Since I don't do machine learning I don't know whether your product is good or not, but I automatically appreciate you calling this "machine learning" and not "AI".

isusmelj · on Aug 9, 2021

Thanks, we also try to avoid using AI as much as possible :)

NumberCruncher · on Aug 10, 2021

In the video you posted you say "I don't want to work with blurry images". Is that not an image a human could work with (drive), maybe by reducing the driving speed to 50-33% and having more time to inspect his surroundings?

isusmelj · on Aug 10, 2021

Yes, depending on the kind of data you want to work with you might want to explicitly get the blurry ones. That depends on the task of the ML model you train and requires domain expertise.

dest · on Aug 10, 2021

If the dataset mostly contains edge cases, model performance on the dataset is going to be poor, but it's not an issue I think.

But how could the real-world accuracy be computed? Is a separate dataset needed for that purpose?

isusmelj · on Aug 10, 2021

When learning ML at university one assumes that the data you have well represents the environment. We do the famous train/validation/test split and train our model.

However, in practice we see that it is very hard to collect a good dataset. There is a great twitter thread from Abubakar(CEO Gradio) about this topic: https://twitter.com/abidlabs/status/1423067498862219267

dest · on Aug 10, 2021

Thanks for your answer. I'm seeing a tweet, but not a thread. Is it expected?

isusmelj · on Aug 10, 2021

Yes, sorry. I meant he started a good conversation with his tweet.

wizwit999 · on Aug 10, 2021

I'll admit I'm not an expert in this area, but can't this introduce a pernicious sort of bias on the downstream model, since the input data is being curated by your technology?

isusmelj · on Aug 10, 2021

Whether you introduce or reduce bias using Lightly depends on how you use the software.

What we ideally want, is that the data we collect for training, validating, and testing our model represents the environment the trained model will operate in. However, collecting this data can be super difficult. E.g. for autonomous driving systems that would mean collecting data from every corner of the world, at every time of the day, during all kinds of weather conditions, in all 4 seasons...

However, this is a really difficult task. You will very likely end up having more data collected from one city (e.g. because your fleet is much bigger in city A than city B)
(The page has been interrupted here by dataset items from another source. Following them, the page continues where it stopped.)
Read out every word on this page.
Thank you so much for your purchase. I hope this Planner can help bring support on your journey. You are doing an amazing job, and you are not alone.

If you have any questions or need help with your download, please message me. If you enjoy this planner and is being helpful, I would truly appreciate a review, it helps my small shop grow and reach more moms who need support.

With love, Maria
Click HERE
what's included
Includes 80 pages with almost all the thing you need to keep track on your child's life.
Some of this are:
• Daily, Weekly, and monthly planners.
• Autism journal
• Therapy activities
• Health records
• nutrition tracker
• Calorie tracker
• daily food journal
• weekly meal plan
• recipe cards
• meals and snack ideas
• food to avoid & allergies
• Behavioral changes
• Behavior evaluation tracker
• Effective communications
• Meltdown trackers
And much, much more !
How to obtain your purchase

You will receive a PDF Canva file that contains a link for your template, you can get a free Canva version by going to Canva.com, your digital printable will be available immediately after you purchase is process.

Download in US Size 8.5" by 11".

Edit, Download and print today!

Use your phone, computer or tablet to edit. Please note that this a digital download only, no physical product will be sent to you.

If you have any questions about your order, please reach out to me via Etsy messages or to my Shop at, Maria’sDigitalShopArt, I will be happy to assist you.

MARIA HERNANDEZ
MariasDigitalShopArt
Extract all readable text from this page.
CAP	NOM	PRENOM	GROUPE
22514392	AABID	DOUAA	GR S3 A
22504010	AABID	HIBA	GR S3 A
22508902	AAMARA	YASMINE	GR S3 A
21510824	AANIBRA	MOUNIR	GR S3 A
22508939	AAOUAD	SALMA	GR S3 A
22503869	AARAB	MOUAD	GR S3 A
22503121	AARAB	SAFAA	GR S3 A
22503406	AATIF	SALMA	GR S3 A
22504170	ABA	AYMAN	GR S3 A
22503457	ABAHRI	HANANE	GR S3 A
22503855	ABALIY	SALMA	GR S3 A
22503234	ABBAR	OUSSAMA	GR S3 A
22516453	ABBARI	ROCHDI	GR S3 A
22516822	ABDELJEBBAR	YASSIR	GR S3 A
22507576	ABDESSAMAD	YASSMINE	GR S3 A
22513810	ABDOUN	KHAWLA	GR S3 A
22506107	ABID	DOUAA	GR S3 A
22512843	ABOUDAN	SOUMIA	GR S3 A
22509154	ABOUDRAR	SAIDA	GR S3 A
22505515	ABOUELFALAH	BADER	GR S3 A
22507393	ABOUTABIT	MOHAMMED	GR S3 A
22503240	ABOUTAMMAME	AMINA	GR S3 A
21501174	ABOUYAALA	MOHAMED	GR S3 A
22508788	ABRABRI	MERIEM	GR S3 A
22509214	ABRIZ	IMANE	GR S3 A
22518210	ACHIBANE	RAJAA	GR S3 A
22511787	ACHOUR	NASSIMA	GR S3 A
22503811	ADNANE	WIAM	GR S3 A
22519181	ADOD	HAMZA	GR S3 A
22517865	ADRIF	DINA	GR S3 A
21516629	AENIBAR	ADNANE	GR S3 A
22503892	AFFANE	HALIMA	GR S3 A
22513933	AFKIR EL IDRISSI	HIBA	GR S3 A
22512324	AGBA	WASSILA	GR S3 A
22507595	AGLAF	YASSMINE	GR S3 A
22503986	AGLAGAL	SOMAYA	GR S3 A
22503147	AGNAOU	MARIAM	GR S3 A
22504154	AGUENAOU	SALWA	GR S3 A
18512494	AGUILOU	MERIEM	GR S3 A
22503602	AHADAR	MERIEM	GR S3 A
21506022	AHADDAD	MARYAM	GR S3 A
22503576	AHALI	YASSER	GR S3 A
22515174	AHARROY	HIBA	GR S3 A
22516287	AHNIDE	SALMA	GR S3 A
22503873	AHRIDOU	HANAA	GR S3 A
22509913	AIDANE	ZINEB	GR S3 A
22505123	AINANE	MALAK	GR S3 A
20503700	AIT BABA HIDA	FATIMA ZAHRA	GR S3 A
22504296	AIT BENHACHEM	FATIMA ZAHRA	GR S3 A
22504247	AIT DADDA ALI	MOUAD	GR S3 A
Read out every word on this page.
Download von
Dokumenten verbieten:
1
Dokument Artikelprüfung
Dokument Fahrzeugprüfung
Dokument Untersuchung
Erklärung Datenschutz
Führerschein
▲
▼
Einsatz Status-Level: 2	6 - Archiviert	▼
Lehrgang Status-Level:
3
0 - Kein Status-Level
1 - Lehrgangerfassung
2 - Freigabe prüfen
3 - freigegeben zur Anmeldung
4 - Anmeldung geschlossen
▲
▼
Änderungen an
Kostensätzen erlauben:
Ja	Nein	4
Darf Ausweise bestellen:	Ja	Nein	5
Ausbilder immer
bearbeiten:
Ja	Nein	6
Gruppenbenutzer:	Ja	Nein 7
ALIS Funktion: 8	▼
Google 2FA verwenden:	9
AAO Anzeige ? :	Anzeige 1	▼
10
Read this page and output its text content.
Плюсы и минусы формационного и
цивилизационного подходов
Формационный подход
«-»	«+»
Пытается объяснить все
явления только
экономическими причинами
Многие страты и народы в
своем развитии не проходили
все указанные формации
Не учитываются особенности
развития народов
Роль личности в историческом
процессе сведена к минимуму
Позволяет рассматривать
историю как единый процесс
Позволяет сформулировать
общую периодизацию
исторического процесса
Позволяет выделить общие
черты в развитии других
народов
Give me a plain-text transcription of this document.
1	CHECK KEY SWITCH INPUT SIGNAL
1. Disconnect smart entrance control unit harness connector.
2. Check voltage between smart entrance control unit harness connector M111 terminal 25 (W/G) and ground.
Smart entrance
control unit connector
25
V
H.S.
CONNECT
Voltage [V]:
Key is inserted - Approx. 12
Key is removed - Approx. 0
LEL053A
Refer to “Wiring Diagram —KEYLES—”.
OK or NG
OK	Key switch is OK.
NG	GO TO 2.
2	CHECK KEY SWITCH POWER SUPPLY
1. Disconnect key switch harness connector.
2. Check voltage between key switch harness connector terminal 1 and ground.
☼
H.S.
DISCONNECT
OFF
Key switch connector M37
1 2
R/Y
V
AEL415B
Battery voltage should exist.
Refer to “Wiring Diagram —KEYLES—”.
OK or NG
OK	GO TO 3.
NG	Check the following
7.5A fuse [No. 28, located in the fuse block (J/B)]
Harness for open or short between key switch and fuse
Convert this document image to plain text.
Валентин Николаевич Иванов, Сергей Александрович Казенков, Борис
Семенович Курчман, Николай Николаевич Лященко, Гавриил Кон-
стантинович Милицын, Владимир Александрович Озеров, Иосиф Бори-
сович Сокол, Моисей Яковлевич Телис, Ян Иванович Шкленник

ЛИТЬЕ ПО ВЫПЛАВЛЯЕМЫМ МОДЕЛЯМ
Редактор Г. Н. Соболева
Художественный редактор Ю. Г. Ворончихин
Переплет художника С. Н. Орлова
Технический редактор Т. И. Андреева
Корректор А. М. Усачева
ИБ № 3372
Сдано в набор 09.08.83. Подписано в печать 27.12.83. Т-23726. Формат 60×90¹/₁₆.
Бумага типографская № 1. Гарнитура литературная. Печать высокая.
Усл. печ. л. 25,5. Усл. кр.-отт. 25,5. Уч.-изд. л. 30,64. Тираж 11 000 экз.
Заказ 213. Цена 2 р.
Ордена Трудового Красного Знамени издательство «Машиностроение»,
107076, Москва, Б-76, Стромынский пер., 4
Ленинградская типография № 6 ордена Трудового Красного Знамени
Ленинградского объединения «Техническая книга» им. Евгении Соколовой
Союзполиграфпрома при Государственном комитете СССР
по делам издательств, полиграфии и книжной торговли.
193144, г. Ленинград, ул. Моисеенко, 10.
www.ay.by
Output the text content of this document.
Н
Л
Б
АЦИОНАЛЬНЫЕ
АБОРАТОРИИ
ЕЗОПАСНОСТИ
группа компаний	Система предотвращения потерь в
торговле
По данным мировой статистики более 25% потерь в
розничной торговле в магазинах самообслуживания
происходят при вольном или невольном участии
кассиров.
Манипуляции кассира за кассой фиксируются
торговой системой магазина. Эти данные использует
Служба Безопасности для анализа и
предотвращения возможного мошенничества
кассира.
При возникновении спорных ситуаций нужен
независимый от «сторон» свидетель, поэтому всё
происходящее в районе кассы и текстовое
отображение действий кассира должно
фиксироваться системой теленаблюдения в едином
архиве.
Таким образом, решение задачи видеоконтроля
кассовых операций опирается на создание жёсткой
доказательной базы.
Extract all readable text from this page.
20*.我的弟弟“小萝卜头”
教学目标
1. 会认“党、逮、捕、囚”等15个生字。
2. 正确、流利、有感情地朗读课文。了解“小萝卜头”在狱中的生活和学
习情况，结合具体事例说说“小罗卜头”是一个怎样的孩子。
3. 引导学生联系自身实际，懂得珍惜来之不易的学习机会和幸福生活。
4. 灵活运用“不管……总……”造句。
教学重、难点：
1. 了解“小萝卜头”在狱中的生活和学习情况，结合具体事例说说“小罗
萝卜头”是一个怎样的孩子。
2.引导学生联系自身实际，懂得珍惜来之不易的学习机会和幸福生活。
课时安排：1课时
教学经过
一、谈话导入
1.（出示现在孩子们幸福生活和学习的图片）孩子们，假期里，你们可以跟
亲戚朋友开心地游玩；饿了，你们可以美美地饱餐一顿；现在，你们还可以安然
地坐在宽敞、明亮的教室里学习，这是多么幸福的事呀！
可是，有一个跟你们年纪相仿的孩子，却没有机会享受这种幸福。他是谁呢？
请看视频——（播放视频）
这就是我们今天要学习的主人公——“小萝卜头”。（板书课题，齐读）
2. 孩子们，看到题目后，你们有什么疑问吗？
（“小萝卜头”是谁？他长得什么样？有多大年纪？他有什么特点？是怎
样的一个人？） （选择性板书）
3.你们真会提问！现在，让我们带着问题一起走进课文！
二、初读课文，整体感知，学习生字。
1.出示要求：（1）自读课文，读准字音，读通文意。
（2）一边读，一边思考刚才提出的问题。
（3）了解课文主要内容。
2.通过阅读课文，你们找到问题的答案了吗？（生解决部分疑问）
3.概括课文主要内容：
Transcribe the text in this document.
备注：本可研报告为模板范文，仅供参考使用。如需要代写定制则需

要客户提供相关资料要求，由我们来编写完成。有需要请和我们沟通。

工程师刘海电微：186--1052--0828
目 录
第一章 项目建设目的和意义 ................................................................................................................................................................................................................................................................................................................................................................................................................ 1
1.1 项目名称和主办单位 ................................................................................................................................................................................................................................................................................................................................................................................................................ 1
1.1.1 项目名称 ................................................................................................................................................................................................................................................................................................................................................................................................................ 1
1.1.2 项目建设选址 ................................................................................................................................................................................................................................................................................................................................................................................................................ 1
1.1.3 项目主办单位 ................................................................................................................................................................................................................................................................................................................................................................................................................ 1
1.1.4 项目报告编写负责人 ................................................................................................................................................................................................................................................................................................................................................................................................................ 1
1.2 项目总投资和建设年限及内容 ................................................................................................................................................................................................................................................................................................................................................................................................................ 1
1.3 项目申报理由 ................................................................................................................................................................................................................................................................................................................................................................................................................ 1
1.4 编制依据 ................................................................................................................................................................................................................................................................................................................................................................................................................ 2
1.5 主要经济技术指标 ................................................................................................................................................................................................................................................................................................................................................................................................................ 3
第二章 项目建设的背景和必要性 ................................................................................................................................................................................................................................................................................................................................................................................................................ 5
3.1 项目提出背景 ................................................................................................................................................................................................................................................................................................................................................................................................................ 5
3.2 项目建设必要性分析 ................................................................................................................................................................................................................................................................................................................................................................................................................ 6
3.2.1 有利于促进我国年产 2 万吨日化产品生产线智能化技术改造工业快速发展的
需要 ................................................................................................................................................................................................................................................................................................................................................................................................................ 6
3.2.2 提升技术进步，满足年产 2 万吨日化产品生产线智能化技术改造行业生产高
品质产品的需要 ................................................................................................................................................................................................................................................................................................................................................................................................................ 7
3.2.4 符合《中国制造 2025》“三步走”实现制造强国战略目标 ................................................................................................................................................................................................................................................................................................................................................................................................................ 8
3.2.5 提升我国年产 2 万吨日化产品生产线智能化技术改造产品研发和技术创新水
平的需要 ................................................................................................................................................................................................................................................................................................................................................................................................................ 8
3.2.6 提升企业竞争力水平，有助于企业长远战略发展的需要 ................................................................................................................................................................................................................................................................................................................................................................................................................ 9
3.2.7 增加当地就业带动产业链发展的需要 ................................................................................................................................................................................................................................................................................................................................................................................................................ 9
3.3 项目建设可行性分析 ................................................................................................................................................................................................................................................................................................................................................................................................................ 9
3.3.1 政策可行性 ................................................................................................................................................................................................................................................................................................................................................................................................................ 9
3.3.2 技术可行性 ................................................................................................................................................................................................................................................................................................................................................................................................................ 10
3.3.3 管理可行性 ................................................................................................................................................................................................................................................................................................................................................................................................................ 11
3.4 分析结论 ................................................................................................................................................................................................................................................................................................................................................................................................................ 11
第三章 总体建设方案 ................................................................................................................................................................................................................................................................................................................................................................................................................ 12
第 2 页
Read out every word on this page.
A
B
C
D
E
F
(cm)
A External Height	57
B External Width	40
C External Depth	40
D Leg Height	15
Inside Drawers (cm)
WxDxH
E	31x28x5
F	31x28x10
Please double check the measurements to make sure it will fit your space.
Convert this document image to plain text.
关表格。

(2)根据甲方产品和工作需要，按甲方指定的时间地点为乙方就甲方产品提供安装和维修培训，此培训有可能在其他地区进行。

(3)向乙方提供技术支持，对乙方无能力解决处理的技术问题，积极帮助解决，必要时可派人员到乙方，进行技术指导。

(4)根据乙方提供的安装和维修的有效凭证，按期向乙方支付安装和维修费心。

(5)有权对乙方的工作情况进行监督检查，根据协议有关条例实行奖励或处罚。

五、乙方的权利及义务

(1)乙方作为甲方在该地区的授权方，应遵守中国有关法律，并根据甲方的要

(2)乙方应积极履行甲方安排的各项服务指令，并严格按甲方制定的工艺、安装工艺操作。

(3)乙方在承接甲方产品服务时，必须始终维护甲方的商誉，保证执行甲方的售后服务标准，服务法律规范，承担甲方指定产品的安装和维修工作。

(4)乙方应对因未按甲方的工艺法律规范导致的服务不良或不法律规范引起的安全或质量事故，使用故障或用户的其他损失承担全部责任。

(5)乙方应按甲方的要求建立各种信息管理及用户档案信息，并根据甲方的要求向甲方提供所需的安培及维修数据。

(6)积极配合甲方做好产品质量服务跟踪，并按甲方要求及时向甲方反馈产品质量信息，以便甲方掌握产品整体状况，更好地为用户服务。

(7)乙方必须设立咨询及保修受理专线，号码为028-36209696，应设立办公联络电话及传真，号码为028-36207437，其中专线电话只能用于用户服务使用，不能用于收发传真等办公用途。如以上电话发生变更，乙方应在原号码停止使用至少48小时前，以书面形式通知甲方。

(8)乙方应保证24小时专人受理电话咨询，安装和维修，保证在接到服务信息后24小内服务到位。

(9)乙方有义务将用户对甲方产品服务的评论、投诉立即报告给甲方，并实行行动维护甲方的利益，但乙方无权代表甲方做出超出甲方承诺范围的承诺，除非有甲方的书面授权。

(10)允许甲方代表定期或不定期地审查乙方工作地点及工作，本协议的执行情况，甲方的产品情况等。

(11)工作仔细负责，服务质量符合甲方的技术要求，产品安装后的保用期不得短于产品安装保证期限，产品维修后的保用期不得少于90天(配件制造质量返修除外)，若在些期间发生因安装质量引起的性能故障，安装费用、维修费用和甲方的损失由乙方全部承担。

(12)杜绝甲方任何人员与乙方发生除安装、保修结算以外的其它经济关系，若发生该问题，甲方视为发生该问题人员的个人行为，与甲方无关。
rmtescapist · on Aug 10, 2021

How does this compare to existing tools like Scale AI?

isusmelj · on Aug 10, 2021

Scale is one of the biggest companies in the data labeling space. They recently introduced Scale Nucleus which goes in a similar direction as Lightly. However, whereas Nucleus works well with already labeled datasets we designed Lightly from the beginning to focus on unlabeled data. With the combination of self-supervised learning and embedding visualization of Lightly, you can easily work with datasets where you don’t have model predictions or labels at hand. Note, that Lightly is also available on-prem which is a must for some of our customers since usually there is 100x more unlabeled data than labeled data.